- Theatrical release poster
- Directed by: Zoltán Huszárik
- Screenplay by: Zoltán Huszárik János Tóth
- Based on: stories by Gyula Krúdy
- Starring: Zoltán Latinovits Margit Dajka Éva Ruttkai
- Cinematography: Sándor Sára
- Edited by: Zoltán Huszárik Mihály Morell
- Music by: Zoltán Jeney
- Production company: Mafilm Stúdió 1
- Release date: 25 November 1971;
- Running time: 90 minutes
- Country: Hungary
- Language: Hungarian

= Szindbád =

Szindbád (also known as Szinbád / Sindbad /Sinbad) is a 1971 Hungarian film directed by Zoltán Huszárik, and based on short stories by the writer Gyula Krúdy.

==Plot==
The film opens with a sequence of fleeting images - the stamens of a flower, drops of oil on water, glowing embers, a spider's web, a strand of blonde hair, a leaf frozen in the ice, rain dripping from a wooden roof, etc. - each of which will subsequently be linked to one of Szindbád's memories of his love affairs. We then see the body of the dead or dying Szindbád lying in a cart drawn by a horse through the countryside, where nobody any longer seems interested in him. A voiceover (of Szindbád) then introduces a stream of memories, often disconnected and unchronological, of the many women who have been the focus of his life.

==Cast==
- Zoltán Latinovits, as Szindbád
- Margit Dajka, as Majmunka
- Éva Ruttkai, as Lenke

==Production==
The central figure of Szindbád, although his name makes reference to the character of Sinbad in the Arabian Nights, here belongs to the last years of the Austro-Hungarian empire around the turn of the 20th century (the period during which the original stories were written). Szindbád is a middle-aged traveller driven by memories of his amorous adventures (and of the favourite meals he has savoured along the way); he is an observer of life as it passes by rather than an active participant in it, and his inner world is conveyed in a stream of consciousness reflecting his unsatisfied desires and his nostalgia for the past.

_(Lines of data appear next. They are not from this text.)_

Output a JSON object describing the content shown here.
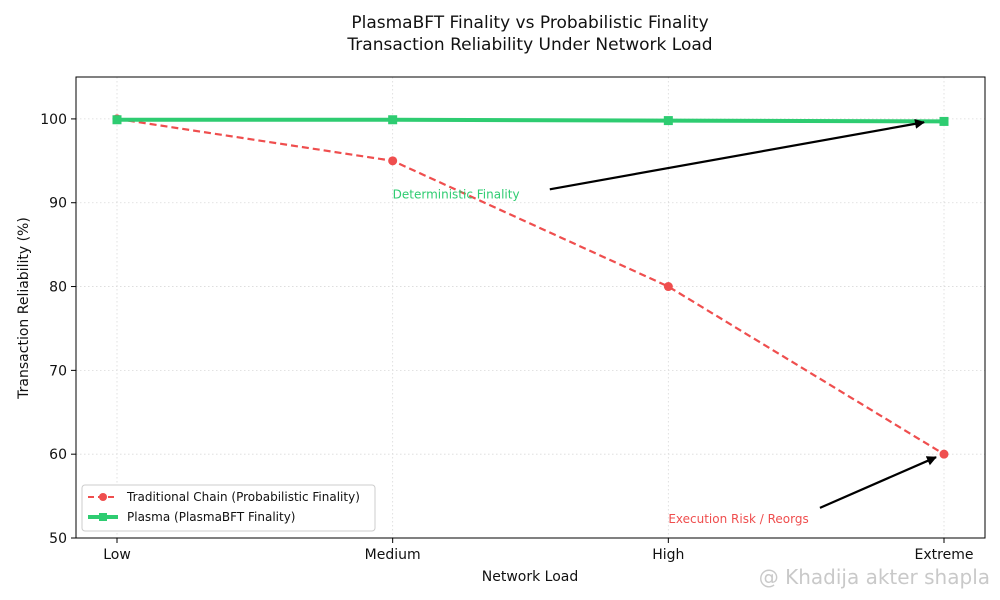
{
  "chart_data": {
    "type": "line",
    "title": [
      "PlasmaBFT Finality vs Probabilistic Finality",
      "Transaction Reliability Under Network Load"
    ],
    "xlabel": "Network Load",
    "ylabel": "Transaction Reliability (%)",
    "categories": [
      "Low",
      "Medium",
      "High",
      "Extreme"
    ],
    "ylim": [
      50,
      105
    ],
    "yticks": [
      50,
      60,
      70,
      80,
      90,
      100
    ],
    "grid": true,
    "series": [
      {
        "name": "Traditional Chain (Probabilistic Finality)",
        "values": [
          100,
          95,
          80,
          60
        ],
        "color": "#ef4e4e",
        "marker": "circle",
        "linestyle": "dashed"
      },
      {
        "name": "Plasma (PlasmaBFT Finality)",
        "values": [
          99.9,
          99.9,
          99.8,
          99.7
        ],
        "color": "#2ecc71",
        "marker": "square",
        "linestyle": "solid"
      }
    ],
    "annotations": [
      {
        "text": "Deterministic Finality",
        "color": "#2ecc71",
        "text_at": [
          1.0,
          90.5
        ],
        "arrow_from": [
          1.57,
          91.6
        ],
        "arrow_to": [
          3.0,
          99.5
        ]
      },
      {
        "text": "Execution Risk / Reorgs",
        "color": "#ef4e4e",
        "text_at": [
          2.0,
          51.8
        ],
        "arrow_from": [
          2.55,
          53.6
        ],
        "arrow_to": [
          3.0,
          60
        ]
      }
    ],
    "legend_position": "lower-left"
  },
  "watermark": "@ Khadija akter shapla"
}
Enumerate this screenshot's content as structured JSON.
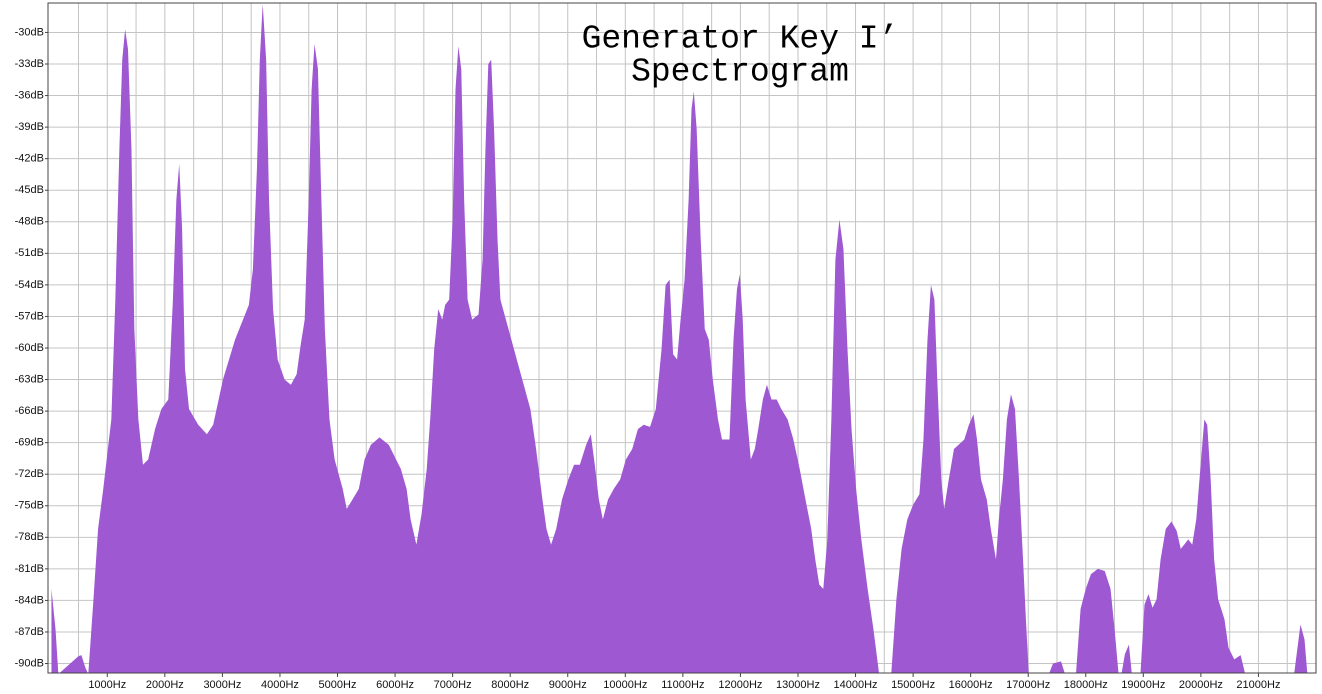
{
  "chart_data": {
    "type": "area",
    "title": [
      "Generator Key I’",
      "Spectrogram"
    ],
    "xlim": [
      -30,
      22000
    ],
    "ylim": [
      -90.9,
      -27.2
    ],
    "xticks": [
      {
        "value": 1000,
        "label": "1000Hz"
      },
      {
        "value": 2000,
        "label": "2000Hz"
      },
      {
        "value": 3000,
        "label": "3000Hz"
      },
      {
        "value": 4000,
        "label": "4000Hz"
      },
      {
        "value": 5000,
        "label": "5000Hz"
      },
      {
        "value": 6000,
        "label": "6000Hz"
      },
      {
        "value": 7000,
        "label": "7000Hz"
      },
      {
        "value": 8000,
        "label": "8000Hz"
      },
      {
        "value": 9000,
        "label": "9000Hz"
      },
      {
        "value": 10000,
        "label": "10000Hz"
      },
      {
        "value": 11000,
        "label": "11000Hz"
      },
      {
        "value": 12000,
        "label": "12000Hz"
      },
      {
        "value": 13000,
        "label": "13000Hz"
      },
      {
        "value": 14000,
        "label": "14000Hz"
      },
      {
        "value": 15000,
        "label": "15000Hz"
      },
      {
        "value": 16000,
        "label": "16000Hz"
      },
      {
        "value": 17000,
        "label": "17000Hz"
      },
      {
        "value": 18000,
        "label": "18000Hz"
      },
      {
        "value": 19000,
        "label": "19000Hz"
      },
      {
        "value": 20000,
        "label": "20000Hz"
      },
      {
        "value": 21000,
        "label": "21000Hz"
      }
    ],
    "x_minor_ticks": [
      500,
      1500,
      2500,
      3500,
      4500,
      5500,
      6500,
      7500,
      8500,
      9500,
      10500,
      11500,
      12500,
      13500,
      14500,
      15500,
      16500,
      17500,
      18500,
      19500,
      20500,
      21500
    ],
    "yticks": [
      {
        "value": -30,
        "label": "-30dB"
      },
      {
        "value": -33,
        "label": "-33dB"
      },
      {
        "value": -36,
        "label": "-36dB"
      },
      {
        "value": -39,
        "label": "-39dB"
      },
      {
        "value": -42,
        "label": "-42dB"
      },
      {
        "value": -45,
        "label": "-45dB"
      },
      {
        "value": -48,
        "label": "-48dB"
      },
      {
        "value": -51,
        "label": "-51dB"
      },
      {
        "value": -54,
        "label": "-54dB"
      },
      {
        "value": -57,
        "label": "-57dB"
      },
      {
        "value": -60,
        "label": "-60dB"
      },
      {
        "value": -63,
        "label": "-63dB"
      },
      {
        "value": -66,
        "label": "-66dB"
      },
      {
        "value": -69,
        "label": "-69dB"
      },
      {
        "value": -72,
        "label": "-72dB"
      },
      {
        "value": -75,
        "label": "-75dB"
      },
      {
        "value": -78,
        "label": "-78dB"
      },
      {
        "value": -81,
        "label": "-81dB"
      },
      {
        "value": -84,
        "label": "-84dB"
      },
      {
        "value": -87,
        "label": "-87dB"
      },
      {
        "value": -90,
        "label": "-90dB"
      }
    ],
    "grid": true,
    "color": "#9e58d2",
    "x": [
      30,
      100,
      150,
      500,
      550,
      620,
      670,
      760,
      840,
      930,
      1070,
      1140,
      1210,
      1260,
      1310,
      1360,
      1420,
      1470,
      1540,
      1620,
      1710,
      1830,
      1940,
      2060,
      2140,
      2200,
      2250,
      2300,
      2350,
      2420,
      2580,
      2730,
      2840,
      3010,
      3220,
      3460,
      3530,
      3600,
      3650,
      3700,
      3760,
      3810,
      3880,
      3960,
      4080,
      4190,
      4290,
      4360,
      4430,
      4500,
      4550,
      4600,
      4660,
      4710,
      4780,
      4860,
      4950,
      5090,
      5160,
      5260,
      5370,
      5470,
      5580,
      5730,
      5890,
      6100,
      6200,
      6270,
      6370,
      6460,
      6550,
      6610,
      6680,
      6750,
      6820,
      6870,
      6940,
      7000,
      7050,
      7100,
      7150,
      7200,
      7260,
      7340,
      7450,
      7520,
      7570,
      7620,
      7670,
      7720,
      7780,
      7830,
      7970,
      8140,
      8350,
      8450,
      8560,
      8630,
      8710,
      8800,
      8900,
      9010,
      9110,
      9210,
      9320,
      9400,
      9470,
      9540,
      9610,
      9700,
      9800,
      9910,
      10010,
      10120,
      10220,
      10320,
      10430,
      10530,
      10630,
      10700,
      10770,
      10830,
      10900,
      10960,
      11030,
      11100,
      11150,
      11190,
      11240,
      11310,
      11380,
      11450,
      11520,
      11610,
      11680,
      11810,
      11880,
      11940,
      11990,
      12040,
      12090,
      12180,
      12250,
      12310,
      12390,
      12460,
      12540,
      12630,
      12710,
      12820,
      12920,
      13030,
      13130,
      13230,
      13300,
      13370,
      13440,
      13510,
      13580,
      13650,
      13720,
      13790,
      13860,
      13930,
      14010,
      14100,
      14210,
      14310,
      14410,
      14620,
      14710,
      14800,
      14900,
      15000,
      15110,
      15180,
      15250,
      15310,
      15370,
      15420,
      15490,
      15540,
      15620,
      15710,
      15890,
      15970,
      16050,
      16110,
      16180,
      16280,
      16350,
      16440,
      16490,
      16560,
      16630,
      16700,
      16770,
      16840,
      16910,
      16960,
      17010,
      17360,
      17430,
      17570,
      17640,
      17830,
      17910,
      18000,
      18090,
      18210,
      18330,
      18430,
      18500,
      18570,
      18620,
      18680,
      18750,
      18800,
      18950,
      19020,
      19090,
      19160,
      19230,
      19300,
      19390,
      19490,
      19580,
      19650,
      19710,
      19780,
      19850,
      19920,
      19990,
      20060,
      20110,
      20170,
      20230,
      20300,
      20410,
      20480,
      20580,
      20690,
      20770,
      21620,
      21730,
      21800,
      21850
    ],
    "values": [
      -82.9,
      -86.7,
      -91,
      -89.3,
      -89.2,
      -90.4,
      -91,
      -83.9,
      -77.2,
      -73.4,
      -66.8,
      -55.4,
      -41.1,
      -32.6,
      -29.7,
      -31.6,
      -41.1,
      -58.2,
      -66.8,
      -71.1,
      -70.6,
      -67.7,
      -65.8,
      -64.9,
      -55.4,
      -45.9,
      -42.5,
      -48.7,
      -62.0,
      -65.8,
      -67.3,
      -68.2,
      -67.3,
      -63.0,
      -59.2,
      -55.9,
      -52.5,
      -43.0,
      -32.6,
      -27.3,
      -32.6,
      -45.9,
      -56.3,
      -61.1,
      -63.0,
      -63.5,
      -62.5,
      -59.7,
      -57.3,
      -45.9,
      -35.4,
      -31.1,
      -33.5,
      -44.0,
      -58.2,
      -66.8,
      -70.6,
      -73.4,
      -75.3,
      -74.4,
      -73.4,
      -70.6,
      -69.2,
      -68.5,
      -69.2,
      -71.5,
      -73.4,
      -76.3,
      -78.7,
      -75.8,
      -71.5,
      -66.8,
      -60.1,
      -56.3,
      -57.3,
      -55.9,
      -55.4,
      -47.8,
      -35.4,
      -31.3,
      -33.5,
      -45.9,
      -55.4,
      -57.3,
      -56.8,
      -51.6,
      -41.1,
      -33.0,
      -32.6,
      -39.2,
      -49.7,
      -55.4,
      -58.2,
      -61.6,
      -65.8,
      -69.6,
      -74.4,
      -77.2,
      -78.7,
      -77.2,
      -74.4,
      -72.5,
      -71.1,
      -71.1,
      -69.2,
      -68.2,
      -71.1,
      -74.4,
      -76.3,
      -74.4,
      -73.4,
      -72.5,
      -70.6,
      -69.6,
      -67.7,
      -67.3,
      -67.5,
      -65.8,
      -60.1,
      -54.0,
      -53.5,
      -60.6,
      -61.1,
      -57.3,
      -53.5,
      -45.9,
      -37.3,
      -35.6,
      -39.2,
      -49.7,
      -58.2,
      -59.2,
      -63.0,
      -66.8,
      -68.7,
      -68.7,
      -59.2,
      -54.4,
      -53.0,
      -57.3,
      -64.9,
      -70.6,
      -69.6,
      -67.7,
      -64.9,
      -63.5,
      -64.9,
      -64.9,
      -65.8,
      -66.8,
      -68.7,
      -71.5,
      -74.4,
      -77.2,
      -80.1,
      -82.5,
      -82.9,
      -78.2,
      -66.8,
      -51.6,
      -47.8,
      -50.6,
      -60.1,
      -67.7,
      -73.4,
      -78.2,
      -82.9,
      -86.7,
      -91,
      -91,
      -83.9,
      -79.1,
      -76.3,
      -74.9,
      -73.9,
      -68.7,
      -59.2,
      -54.0,
      -55.4,
      -63.0,
      -72.5,
      -75.3,
      -72.5,
      -69.6,
      -68.7,
      -67.3,
      -66.3,
      -68.7,
      -72.5,
      -74.4,
      -77.2,
      -80.1,
      -76.3,
      -72.5,
      -66.8,
      -64.4,
      -65.8,
      -72.5,
      -80.1,
      -85.8,
      -91,
      -91,
      -90.0,
      -89.8,
      -91,
      -91,
      -84.8,
      -82.9,
      -81.5,
      -81.0,
      -81.2,
      -82.9,
      -86.7,
      -91,
      -91,
      -89.1,
      -88.2,
      -91,
      -91,
      -84.4,
      -83.4,
      -84.7,
      -83.9,
      -80.1,
      -77.2,
      -76.5,
      -77.4,
      -79.1,
      -78.7,
      -78.2,
      -78.7,
      -76.3,
      -71.5,
      -66.8,
      -67.3,
      -72.5,
      -80.1,
      -83.9,
      -85.8,
      -88.5,
      -89.6,
      -89.2,
      -91,
      -91,
      -86.3,
      -87.7,
      -91
    ]
  }
}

The original choice to play the role of Szindbád was Vittorio De Sica, but when terms could not be agreed the part was given to the leading Hungarian actor Zoltán Latinovits who played it with "a reckless chic that makes him irresistible even as he's being detestable".

The rich colour photography (its "tactile sensuality") created by cinematographer Sándor Sára was central to the evocation of the refined and elegant social world of the Hungarian bourgeoisie at the turn of the century. This, along with the film's fractured time structure and rapid montages of brief and freely associated shots, created a marked contrast with the prevailing style of stately tracking shots associated with the cinema of Miklós Jancsó. In this respect the director Zoltán Huszárik, who completed only one further feature film before his suspected suicide in 1981, was seen as a unique contributor to Hungarian cinema.

==Reception==
Szindbád was presented at the Venice Film Festival in 1972.

In Hungary Szindbád has been regarded as one of the classics of its national cinema. In 2000 a group of Hungarian critics included it in a list of the twelve best Hungarian films, the so-called New Budapest Twelve.

In the English-speaking world, apart from some limited screenings at the time of its release, Szindbád remained largely unknown for many years. It was issued on DVD in 2011. Critics have invariably praised the sumptuous visual qualities of the film: "the extraordinary (and very beautiful) images that pour over the screen"; "a film of intoxicating voluptuousness"; "a beautiful film ... painterly but not simply pretty, with a late-evening pilgrimage by candlelight that settles in your memory, and possibly the loveliest ice-skating sequence ever put on film". The film's non-linear and fragmented structure allows the linking of images, sometimes almost subliminally, to evoke Szindbád's memories or his subconscious, and the description "Proustian" has repeatedly appeared in critical assessments (perhaps echoing a frequent characterization of the writings of the author of the original stories, Gyula Krúdy).